With the Infosec show and conference on in London, this has been a busy week for the security industry. Here's a few of the stories you might have missed thus far.
Management for spam
In an attempt to reduce the impact of false positives, Mirapoint has introduced Junk Mail Manager. It said that the software, which runs on Mirapoint's messaging appliances, will work with any email client and gives users easy access to a quarantine area so they can check that legitimate messages haven't been blocked by mistake, and set their own preferences as to what is and isn't junk.
Mirapoint has also updated its e-mail filtering appliances with software to detect typical virus behaviour so it can filter out traffic even when that virus hasn't been added to the database yet, and introduced a stand-alone version of MailHurdle, a device which it claims can block 80 percent of spam by checking that the incoming SMTP connection is a valid one.
However, Jeff Brainard, the company's senior product marketing manager, warned that technology is still only 90 percent of a solution to e-mail security. "The behavioural element is still very significant," he said. "People need to understand that there is a business e-mail usage policy - and that policy needs to have teeth."
WAN accelerator gains security
F5 Networks said that its Big-IP application accelerator not only provides faster access to remote applications over the WAN, but it adds security too. According to technology director Jeff Alsford, the device is flow-based and stateful, so it can enforce behaviour and apply rules, as well as compressing WAN traffic.
Alsford added that in future, F5 will also migrate its Firepass and TrafficShield security appliances onto the Big-IP platform. "I'd argue there's subsets of things that fit together," he said. "If you're decoding traffic anyway for one purpose, it makes sense to do other things at the same time - at the same network layer, anyway."
Defending against distributed attacks
Managed service provider Email Systems said its business e-mail services now block distributed DoS and directory harvesting attacks.
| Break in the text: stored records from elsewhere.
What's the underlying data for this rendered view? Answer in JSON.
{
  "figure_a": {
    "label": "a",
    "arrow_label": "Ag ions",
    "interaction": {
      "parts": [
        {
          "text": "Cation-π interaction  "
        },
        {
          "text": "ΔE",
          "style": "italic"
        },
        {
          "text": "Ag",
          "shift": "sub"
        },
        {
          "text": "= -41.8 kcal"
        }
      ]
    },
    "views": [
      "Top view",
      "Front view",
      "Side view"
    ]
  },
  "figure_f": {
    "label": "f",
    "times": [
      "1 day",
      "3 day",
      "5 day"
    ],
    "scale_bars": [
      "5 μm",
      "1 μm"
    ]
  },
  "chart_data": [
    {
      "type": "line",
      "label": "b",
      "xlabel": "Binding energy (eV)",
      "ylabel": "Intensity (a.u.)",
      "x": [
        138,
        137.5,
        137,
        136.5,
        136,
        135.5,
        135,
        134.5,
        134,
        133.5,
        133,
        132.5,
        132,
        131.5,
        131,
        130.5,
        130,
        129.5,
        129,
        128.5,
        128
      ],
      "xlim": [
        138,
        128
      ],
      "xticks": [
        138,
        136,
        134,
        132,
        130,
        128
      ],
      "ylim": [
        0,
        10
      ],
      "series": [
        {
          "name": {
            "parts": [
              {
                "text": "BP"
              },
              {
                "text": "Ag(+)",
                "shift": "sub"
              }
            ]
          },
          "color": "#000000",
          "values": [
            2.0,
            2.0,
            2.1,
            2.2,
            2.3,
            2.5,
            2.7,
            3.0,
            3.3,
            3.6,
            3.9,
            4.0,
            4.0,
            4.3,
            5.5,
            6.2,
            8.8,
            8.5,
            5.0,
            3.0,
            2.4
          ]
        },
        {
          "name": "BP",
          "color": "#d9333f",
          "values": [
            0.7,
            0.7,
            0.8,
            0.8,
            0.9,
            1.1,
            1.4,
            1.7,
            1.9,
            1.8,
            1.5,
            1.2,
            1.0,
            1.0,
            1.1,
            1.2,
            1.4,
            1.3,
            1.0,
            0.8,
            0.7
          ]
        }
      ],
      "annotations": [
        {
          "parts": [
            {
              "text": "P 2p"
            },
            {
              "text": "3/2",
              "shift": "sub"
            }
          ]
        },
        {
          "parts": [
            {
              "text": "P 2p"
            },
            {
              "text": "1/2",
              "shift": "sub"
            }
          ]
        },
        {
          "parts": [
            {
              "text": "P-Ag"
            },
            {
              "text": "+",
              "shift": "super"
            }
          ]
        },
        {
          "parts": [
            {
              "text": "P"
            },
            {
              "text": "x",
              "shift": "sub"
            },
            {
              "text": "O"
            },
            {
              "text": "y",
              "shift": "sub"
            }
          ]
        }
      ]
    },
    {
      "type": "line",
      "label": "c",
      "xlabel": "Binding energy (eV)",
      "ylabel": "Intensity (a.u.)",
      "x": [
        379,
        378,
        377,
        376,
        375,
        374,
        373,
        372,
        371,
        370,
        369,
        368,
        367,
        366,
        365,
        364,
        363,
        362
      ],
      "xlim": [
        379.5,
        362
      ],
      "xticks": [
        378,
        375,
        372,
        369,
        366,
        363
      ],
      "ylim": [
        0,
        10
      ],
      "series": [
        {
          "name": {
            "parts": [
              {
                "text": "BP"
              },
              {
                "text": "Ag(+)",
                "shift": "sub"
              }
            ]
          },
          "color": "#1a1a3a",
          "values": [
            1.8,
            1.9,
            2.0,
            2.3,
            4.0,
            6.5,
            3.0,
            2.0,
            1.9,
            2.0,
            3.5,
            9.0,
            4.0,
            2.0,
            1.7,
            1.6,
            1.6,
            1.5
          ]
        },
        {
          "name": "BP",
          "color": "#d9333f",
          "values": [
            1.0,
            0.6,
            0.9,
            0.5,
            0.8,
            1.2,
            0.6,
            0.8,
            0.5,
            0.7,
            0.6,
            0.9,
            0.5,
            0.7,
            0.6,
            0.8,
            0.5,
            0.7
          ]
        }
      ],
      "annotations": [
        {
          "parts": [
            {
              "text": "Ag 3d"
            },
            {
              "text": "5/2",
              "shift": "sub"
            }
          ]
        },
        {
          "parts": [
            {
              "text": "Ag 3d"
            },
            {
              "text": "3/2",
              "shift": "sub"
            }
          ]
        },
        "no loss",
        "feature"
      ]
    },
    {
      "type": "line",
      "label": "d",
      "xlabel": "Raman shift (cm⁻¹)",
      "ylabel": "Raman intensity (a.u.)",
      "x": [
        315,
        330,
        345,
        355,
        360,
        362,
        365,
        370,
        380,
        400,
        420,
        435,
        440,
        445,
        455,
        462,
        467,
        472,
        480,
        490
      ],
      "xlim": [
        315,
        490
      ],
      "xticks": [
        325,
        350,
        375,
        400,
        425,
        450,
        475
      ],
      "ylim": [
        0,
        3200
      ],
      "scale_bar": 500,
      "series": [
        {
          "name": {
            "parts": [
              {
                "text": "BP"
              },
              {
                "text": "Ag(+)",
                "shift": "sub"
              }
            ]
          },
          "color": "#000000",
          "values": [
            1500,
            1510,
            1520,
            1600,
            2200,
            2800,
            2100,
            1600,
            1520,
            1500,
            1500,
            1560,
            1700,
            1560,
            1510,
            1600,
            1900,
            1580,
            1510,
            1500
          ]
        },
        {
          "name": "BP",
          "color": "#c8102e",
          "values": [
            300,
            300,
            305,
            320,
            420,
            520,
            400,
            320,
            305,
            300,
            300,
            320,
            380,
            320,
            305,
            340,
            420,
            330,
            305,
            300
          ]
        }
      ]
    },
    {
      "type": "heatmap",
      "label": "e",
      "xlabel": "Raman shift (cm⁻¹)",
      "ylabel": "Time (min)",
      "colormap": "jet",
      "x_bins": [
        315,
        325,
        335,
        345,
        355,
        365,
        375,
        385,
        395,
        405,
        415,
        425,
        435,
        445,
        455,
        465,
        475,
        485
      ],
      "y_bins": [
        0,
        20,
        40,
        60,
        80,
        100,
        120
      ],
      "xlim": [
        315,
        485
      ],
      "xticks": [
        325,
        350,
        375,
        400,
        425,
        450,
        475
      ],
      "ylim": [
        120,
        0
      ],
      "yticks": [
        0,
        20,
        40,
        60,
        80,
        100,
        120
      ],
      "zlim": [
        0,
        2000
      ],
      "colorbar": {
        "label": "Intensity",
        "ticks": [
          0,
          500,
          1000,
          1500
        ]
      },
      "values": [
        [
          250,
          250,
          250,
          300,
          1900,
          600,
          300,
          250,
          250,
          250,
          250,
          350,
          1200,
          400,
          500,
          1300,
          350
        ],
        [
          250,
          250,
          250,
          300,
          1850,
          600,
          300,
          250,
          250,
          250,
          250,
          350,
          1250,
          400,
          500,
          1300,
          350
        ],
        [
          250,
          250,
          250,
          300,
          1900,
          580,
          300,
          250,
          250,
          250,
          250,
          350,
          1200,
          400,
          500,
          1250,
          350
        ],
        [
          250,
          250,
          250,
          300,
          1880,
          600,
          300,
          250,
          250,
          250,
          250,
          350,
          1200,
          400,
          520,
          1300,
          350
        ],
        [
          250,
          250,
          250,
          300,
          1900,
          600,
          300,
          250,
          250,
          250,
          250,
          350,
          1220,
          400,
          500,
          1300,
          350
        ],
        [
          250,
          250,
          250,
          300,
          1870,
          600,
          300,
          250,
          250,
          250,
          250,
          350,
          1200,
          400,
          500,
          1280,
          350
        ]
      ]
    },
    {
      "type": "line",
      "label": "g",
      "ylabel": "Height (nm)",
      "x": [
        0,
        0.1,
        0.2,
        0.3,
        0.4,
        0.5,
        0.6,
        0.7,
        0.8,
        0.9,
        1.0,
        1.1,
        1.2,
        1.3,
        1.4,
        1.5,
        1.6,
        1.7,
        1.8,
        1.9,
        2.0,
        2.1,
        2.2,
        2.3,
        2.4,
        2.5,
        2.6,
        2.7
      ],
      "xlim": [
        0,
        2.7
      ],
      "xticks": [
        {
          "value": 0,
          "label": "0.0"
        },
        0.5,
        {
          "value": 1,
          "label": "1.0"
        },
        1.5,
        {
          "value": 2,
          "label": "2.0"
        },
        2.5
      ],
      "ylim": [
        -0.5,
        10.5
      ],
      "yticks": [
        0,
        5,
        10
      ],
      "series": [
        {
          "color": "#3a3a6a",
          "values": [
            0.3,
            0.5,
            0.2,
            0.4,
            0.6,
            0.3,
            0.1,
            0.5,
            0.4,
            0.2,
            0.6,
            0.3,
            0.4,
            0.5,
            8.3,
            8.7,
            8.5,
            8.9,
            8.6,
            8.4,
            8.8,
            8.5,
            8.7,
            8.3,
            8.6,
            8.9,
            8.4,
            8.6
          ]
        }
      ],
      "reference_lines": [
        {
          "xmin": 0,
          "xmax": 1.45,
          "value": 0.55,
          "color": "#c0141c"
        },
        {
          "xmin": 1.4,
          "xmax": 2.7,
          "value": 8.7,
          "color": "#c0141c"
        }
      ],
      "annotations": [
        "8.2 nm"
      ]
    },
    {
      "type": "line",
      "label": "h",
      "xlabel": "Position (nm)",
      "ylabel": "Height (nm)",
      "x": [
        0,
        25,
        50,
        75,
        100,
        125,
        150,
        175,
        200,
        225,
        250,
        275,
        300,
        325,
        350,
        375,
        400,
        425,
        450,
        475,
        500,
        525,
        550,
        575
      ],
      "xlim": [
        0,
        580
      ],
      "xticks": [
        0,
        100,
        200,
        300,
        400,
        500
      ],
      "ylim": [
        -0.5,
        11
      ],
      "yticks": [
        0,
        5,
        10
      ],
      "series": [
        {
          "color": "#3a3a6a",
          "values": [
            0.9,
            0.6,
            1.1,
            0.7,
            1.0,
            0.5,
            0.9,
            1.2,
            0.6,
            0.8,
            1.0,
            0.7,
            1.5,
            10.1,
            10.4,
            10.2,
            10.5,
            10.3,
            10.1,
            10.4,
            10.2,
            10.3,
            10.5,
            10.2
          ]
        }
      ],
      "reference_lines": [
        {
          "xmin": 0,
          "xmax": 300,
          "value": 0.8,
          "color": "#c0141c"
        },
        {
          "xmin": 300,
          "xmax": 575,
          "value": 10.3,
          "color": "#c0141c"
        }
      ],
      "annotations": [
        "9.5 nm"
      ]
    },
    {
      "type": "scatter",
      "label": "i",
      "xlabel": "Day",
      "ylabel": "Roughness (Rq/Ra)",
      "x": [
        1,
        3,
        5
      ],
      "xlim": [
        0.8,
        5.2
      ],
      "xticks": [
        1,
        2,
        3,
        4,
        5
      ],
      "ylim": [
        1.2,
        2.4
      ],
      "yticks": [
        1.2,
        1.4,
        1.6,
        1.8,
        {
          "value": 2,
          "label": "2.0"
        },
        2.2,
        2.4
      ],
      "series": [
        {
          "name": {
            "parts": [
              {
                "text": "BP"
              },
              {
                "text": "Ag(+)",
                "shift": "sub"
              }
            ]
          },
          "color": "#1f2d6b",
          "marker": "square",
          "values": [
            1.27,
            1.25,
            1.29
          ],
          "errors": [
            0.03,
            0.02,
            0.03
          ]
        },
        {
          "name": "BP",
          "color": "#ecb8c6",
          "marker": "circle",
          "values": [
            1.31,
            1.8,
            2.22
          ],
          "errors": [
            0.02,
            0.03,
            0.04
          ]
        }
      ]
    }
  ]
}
It said its ability to gather threat data across its own network means it can identify and block distributed attacks before the traffic even reaches a customer's network connection.
The company has also added encryption, so traffic sent from an Email Systems client is routinely encrypted; if the recipient is one of its customers too, then the message will be encrypted end to end without the users having to take any action. Plus, if there is a problem with the e-mail network or security, new reporting capabilities mean that a client can receive alerts via test messages or a Web interface.
An Extreme answer to unknown threats
Extreme Networks has added a 1 Gbit-capable IPS (intrusion protection system) to its BlackDiamond 10K core switch. The $42,000 Sentriant box uses the switch's existing traffic reporting capabilities to watch for suspicious activity, it can then tell the switch to close down a port, for example to stop a worm or virus from spreading.
The aim is to spot new threats as they appear, and before they can severely damage network performance. The BlackDiamond already has a security rules engine able to enforce traffic policies, and Sentriant works in tandem with this to identify previously unrecognised attacks and their source.